A proposal to strip nearly half of the parking spaces from the luxury skyscraper project called One Oak is the latest to arise from weeks of negotiations between city officials, the developer and residents concerned about traffic impacts.
Board of Supervisors President London Breed has introduced legislation to temporarily limit parking at new developments near Market Street and Van Ness Avenue, including the One Oak project.
One Oak stands to lose 60 parking spaces the developer claimed it needed to finance the luxury skyscraper, reducing the number of parking spots from 136 to 76. The project is slated to have 304 condos.
SEE RELATED: Board delays vote on appeal of One Oak development
But, Breed could amend the legislation to exempt the One Oak project from the interim zoning controls as negotiations continue.
Breed said a neighborhood group is seeking additional community benefits from the developer in exchange for all of the parking. Breed did not offer further details on the community benefits.
“Developers come and go, and these buildings are sometimes not necessarily part of the community,” Breed said. “There ought to be some additional community benefits as much as possible with any of these developments.”
Michael Yarne, a partner with developer Build Inc., criticized the proposal.
Yarne said the developer “played by the rules” and received a special approval from the Planning Commission to include more parking than typically permitted under the neighborhood plan.

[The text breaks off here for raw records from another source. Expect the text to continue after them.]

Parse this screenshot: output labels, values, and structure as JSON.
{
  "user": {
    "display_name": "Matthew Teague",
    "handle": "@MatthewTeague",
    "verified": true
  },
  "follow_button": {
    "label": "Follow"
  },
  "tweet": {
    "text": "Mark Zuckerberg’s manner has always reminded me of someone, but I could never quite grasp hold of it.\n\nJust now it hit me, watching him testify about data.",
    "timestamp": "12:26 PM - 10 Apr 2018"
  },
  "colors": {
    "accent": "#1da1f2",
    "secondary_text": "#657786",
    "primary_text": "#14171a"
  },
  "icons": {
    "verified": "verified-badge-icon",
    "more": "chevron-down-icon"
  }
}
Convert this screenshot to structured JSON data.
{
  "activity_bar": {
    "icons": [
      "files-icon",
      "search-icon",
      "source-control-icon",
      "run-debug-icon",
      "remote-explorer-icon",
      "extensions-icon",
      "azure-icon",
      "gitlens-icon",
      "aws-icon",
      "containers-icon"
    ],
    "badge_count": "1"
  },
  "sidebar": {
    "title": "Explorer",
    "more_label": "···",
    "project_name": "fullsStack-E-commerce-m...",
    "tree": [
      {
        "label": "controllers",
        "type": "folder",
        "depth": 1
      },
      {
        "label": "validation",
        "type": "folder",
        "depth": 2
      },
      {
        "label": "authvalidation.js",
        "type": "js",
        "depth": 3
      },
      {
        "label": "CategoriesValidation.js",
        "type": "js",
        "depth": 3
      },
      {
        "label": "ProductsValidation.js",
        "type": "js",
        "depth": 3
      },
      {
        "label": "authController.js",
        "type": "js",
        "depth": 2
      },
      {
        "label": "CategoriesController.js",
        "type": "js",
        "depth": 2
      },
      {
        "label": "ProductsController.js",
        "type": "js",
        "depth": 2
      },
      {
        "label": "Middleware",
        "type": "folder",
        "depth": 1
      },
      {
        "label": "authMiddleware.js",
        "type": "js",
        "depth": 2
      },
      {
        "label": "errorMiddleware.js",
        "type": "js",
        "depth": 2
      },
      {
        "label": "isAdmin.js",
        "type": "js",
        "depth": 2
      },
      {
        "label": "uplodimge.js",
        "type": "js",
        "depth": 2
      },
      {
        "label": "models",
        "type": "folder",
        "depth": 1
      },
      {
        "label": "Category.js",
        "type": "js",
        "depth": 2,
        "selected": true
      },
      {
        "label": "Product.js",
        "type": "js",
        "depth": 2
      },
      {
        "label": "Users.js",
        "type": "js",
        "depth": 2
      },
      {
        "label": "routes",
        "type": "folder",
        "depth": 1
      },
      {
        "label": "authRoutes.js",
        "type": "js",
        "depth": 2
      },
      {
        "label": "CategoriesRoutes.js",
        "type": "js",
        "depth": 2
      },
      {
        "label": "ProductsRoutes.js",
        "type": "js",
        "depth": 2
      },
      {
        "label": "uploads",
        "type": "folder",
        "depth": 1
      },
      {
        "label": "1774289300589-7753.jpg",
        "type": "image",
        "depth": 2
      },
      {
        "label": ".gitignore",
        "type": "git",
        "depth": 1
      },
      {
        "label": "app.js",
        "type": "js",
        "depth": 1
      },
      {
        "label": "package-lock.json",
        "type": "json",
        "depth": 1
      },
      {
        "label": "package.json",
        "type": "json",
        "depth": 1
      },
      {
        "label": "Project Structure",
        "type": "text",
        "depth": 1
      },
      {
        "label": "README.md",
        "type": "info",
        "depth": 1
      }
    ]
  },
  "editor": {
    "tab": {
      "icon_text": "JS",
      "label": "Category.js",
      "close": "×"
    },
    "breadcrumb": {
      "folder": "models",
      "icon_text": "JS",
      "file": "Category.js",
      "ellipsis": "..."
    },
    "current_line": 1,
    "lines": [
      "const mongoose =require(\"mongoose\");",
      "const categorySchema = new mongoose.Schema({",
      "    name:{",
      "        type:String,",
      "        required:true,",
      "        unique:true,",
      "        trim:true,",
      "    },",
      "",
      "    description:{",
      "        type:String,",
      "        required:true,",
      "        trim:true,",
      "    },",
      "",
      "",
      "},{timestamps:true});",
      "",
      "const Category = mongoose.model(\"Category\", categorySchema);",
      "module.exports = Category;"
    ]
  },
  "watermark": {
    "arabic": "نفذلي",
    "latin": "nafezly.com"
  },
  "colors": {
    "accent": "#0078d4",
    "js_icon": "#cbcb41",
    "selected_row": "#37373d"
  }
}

“Changing the Planning Code rules after a lawful and transparent entitlement approval is not sound planning policy and undermines the integrity of the Market-Octavia Plan,” Yarne said in a text message.
The legislation would create interim zoning controls for an area called the Market Street Hub. The legislation would limit the amount of parking spaces in a new development to a quarter of the number of apartments or condos in the project to align with the Market and Octavia Area Plan.
The One Oak project received conditional use authorization to have a parking-to-housing ratio of .45 rather than .25.
“This is not really just about One Oak,” Breed said. “This is about all of the projects that are coming to the area.”
The news comes just days before the Board of Supervisors will hear a California Environmental Quality Act appeal of the project from San Francisco State University professor Jason Henderson.
Henderson argued the city traffic analysis of the project was inadequate because it did not consider the impact of Uber and Lyft vehicles that will descend on the area once the skyscraper opens.
In negotiations with city officials and the developer, Henderson is calling for the Planning Department to consider ride-hailing data in future environmental impact reports.
Henderson is also asking for additional wind studies for bicyclists in the area.
But the appeal is not about parking limits. Still, Henderson said the interim zoning controls from Breed are “what we’ve been discussing all along.”
“These interim controls are just critically important to getting a grip on the oversaturation of cars,” Henderson said. “I’m very pleased to see this. I’ve been asking for it for years.”
The Board of Supervisors is scheduled to vote on the appeal Tuesday at 3 p.m.